At least that was the idea, although he had a few werewolf scars from Blackmarsh to prove that it didn't always work perfectly.

He tucked the Tevinter Chantry amulet under the center strap on his chest, although that cat was pretty well out of the bag for anyone had seen him working on the sick and injured tonight. These were people who owed him, though, and they trusted the mage who healed them for just a bartered meal far more than they trusted the templars or Chantry.

"Annalisa, can you help…." he gestured to the laces at the back of his robe. Between the bare skin from just above his nipples to his shoulders and the virtual corseting of the torso, the Tevinter robe was… well, striking was one way to put it.

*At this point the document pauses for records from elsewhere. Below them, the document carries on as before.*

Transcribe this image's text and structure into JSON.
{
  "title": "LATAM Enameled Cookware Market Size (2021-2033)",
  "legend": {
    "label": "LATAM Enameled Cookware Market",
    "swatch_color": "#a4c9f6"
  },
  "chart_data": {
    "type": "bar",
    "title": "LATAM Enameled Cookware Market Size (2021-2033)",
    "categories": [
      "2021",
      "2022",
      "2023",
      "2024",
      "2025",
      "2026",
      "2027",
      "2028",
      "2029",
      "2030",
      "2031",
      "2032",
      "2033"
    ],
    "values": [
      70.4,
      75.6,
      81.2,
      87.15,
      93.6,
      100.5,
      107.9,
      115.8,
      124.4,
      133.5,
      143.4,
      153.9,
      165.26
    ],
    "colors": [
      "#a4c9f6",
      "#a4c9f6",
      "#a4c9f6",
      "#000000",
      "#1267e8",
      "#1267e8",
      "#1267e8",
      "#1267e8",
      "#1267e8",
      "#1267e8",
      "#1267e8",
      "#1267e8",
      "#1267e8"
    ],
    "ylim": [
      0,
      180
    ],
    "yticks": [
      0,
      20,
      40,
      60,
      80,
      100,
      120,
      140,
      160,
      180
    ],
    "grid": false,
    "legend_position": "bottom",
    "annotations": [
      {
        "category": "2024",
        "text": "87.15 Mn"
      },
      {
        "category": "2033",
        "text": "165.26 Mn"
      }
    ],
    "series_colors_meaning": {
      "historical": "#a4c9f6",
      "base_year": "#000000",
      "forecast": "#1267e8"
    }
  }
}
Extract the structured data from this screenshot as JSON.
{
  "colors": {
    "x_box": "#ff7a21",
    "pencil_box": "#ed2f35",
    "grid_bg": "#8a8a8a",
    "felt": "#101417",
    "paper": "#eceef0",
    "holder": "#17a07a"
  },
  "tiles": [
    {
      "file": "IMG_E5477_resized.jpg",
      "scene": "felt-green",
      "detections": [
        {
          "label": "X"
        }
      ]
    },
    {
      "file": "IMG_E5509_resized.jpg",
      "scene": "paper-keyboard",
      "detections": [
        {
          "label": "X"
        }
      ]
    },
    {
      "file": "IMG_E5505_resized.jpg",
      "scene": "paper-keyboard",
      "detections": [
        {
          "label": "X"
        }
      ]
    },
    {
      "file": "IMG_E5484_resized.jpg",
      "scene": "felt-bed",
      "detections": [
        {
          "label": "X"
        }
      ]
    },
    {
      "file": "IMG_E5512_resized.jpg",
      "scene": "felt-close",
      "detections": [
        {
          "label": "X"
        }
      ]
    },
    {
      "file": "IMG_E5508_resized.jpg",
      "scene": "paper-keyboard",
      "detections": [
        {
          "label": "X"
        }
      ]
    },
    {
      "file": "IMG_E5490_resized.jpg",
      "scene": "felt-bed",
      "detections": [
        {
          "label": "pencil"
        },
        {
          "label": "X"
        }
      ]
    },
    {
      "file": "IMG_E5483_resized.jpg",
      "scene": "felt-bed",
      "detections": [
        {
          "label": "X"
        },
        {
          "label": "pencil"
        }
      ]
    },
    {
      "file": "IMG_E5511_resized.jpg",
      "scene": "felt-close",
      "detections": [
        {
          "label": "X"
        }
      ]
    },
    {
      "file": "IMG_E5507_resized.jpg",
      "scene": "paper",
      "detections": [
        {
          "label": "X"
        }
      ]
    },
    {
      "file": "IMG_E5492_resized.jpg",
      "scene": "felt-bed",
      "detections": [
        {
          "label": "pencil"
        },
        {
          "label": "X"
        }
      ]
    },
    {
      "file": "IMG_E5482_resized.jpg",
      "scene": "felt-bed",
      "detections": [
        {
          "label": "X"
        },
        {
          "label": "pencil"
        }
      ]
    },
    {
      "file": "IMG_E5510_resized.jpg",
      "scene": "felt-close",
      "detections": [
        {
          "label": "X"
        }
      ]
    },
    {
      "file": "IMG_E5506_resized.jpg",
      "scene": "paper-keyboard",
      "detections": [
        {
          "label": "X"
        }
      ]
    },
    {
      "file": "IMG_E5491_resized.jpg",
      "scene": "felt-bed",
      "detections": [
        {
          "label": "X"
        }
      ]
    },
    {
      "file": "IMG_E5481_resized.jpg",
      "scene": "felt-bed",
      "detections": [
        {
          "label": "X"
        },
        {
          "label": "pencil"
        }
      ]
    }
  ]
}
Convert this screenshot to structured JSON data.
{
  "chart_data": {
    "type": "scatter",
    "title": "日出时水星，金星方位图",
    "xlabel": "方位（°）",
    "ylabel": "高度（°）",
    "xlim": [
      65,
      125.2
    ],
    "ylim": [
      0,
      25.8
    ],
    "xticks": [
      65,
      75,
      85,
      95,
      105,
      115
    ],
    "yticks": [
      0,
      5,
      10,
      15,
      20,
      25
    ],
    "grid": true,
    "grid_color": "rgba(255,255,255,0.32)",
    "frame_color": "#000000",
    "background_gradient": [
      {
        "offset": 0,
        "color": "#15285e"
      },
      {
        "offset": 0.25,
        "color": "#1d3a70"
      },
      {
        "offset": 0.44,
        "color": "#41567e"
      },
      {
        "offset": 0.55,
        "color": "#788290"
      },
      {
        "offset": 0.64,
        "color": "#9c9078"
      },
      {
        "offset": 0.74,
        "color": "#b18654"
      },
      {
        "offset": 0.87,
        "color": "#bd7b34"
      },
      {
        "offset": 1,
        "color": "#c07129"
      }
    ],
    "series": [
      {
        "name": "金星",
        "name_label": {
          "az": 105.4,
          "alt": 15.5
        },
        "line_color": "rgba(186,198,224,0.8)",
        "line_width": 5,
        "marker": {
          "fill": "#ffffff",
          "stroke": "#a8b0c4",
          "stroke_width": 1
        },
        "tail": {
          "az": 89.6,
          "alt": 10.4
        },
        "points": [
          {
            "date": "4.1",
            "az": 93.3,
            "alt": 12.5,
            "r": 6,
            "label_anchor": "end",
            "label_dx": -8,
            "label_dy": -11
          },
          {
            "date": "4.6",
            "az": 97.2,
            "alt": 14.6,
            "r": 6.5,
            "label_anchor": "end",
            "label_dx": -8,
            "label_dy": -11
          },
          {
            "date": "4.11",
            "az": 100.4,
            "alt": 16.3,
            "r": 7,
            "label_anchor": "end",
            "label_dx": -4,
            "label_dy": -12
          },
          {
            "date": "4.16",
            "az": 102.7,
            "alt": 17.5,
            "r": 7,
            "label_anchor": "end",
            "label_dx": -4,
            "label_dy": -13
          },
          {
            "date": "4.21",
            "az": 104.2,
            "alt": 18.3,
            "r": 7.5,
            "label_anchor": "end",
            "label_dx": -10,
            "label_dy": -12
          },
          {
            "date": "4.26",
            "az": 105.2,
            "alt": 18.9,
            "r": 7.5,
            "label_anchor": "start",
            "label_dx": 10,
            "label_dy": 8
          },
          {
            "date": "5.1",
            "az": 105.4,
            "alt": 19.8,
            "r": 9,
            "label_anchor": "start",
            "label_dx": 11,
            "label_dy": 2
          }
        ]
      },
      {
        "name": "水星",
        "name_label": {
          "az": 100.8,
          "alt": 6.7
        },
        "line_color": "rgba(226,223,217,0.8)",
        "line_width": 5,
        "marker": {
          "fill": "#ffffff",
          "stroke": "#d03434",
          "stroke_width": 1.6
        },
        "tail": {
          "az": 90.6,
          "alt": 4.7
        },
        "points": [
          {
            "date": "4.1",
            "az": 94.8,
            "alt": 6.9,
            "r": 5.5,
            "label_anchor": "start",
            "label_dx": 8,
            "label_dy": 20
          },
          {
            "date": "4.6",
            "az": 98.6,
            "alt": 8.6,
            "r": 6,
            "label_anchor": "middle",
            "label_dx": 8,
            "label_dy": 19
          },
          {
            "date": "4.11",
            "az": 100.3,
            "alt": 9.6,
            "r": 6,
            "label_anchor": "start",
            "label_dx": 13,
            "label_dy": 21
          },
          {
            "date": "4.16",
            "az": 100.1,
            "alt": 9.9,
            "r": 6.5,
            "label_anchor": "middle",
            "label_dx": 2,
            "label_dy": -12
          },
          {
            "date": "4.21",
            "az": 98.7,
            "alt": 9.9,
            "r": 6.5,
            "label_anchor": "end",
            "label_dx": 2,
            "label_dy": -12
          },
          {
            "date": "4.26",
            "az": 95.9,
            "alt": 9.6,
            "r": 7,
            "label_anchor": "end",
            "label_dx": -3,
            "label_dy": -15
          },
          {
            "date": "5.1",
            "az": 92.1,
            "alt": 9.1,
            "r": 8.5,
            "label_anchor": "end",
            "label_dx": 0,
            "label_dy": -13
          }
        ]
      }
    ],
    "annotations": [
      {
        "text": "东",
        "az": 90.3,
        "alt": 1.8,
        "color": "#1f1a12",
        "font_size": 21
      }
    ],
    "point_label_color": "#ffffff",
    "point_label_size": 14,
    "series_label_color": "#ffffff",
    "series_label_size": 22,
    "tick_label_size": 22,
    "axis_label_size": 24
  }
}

He had rather wondered at the Hero of Ferelden's choice to give him the robe as a gift. Admittedly the enchantments were useful for a Gray Warden, but he was certain he could have chosen a different set of robes to give to Anders. Too bad the man had been too busy pining over his Antivan assassin to want to start a fling with an errant apostate.

Lastly he settled the crossed belts over his hips and adjusted the pouches until he could load his meager supply of lyrium and healing potions into them. He hated that he kept the potions back from his patients, but Hawke paid for them, not Anders, and Hawke had made him swear that he would use them only for himself.

"You can't heal your patients if you're dead," the man had argued when Anders had tried to refuse the potions and the promise. "And I won't forgive you if you get yourself dead because some Darktown rogue doesn't want to let his broken arm heal the old-fashioned way."

That was hardly fair. Anders would never waste a potion just for a broken arm, but sometimes he had patients whose pain made him almost hate Hawke for eliciting that promise, knowing as he did that Justice would not let the mage be forsworn.

Annalisa tried to protest as Anders cleaned sawdust and less savory things off his feet before pulling on his boots. "Anders, we need you here."

"You don't need me here. Everyone who could be helped has been helped. Those who could not…." Were for their families to take to the pyres.

"If anyone else comes in while I am away, you know what to do. Embrium if they cannot breathe, elfroot for the nausea and vomiting."

He gestured toward the woman in his bed. "And give her another dose of the elfroot if you would. My coat is never going to be the same."

He looked mournfully down at his beloved coat. It had endured darkspawn, giant spiders, countless bandits, slavers, and generally unsavory sorts, and might just have been done in by one Lowerdark-dweller's vomit.

"There is no justice," he muttered, only to feel a twist of disagreement from a corner of his mind that was both himself and not himself. "Just us," he amended for his rider's sake.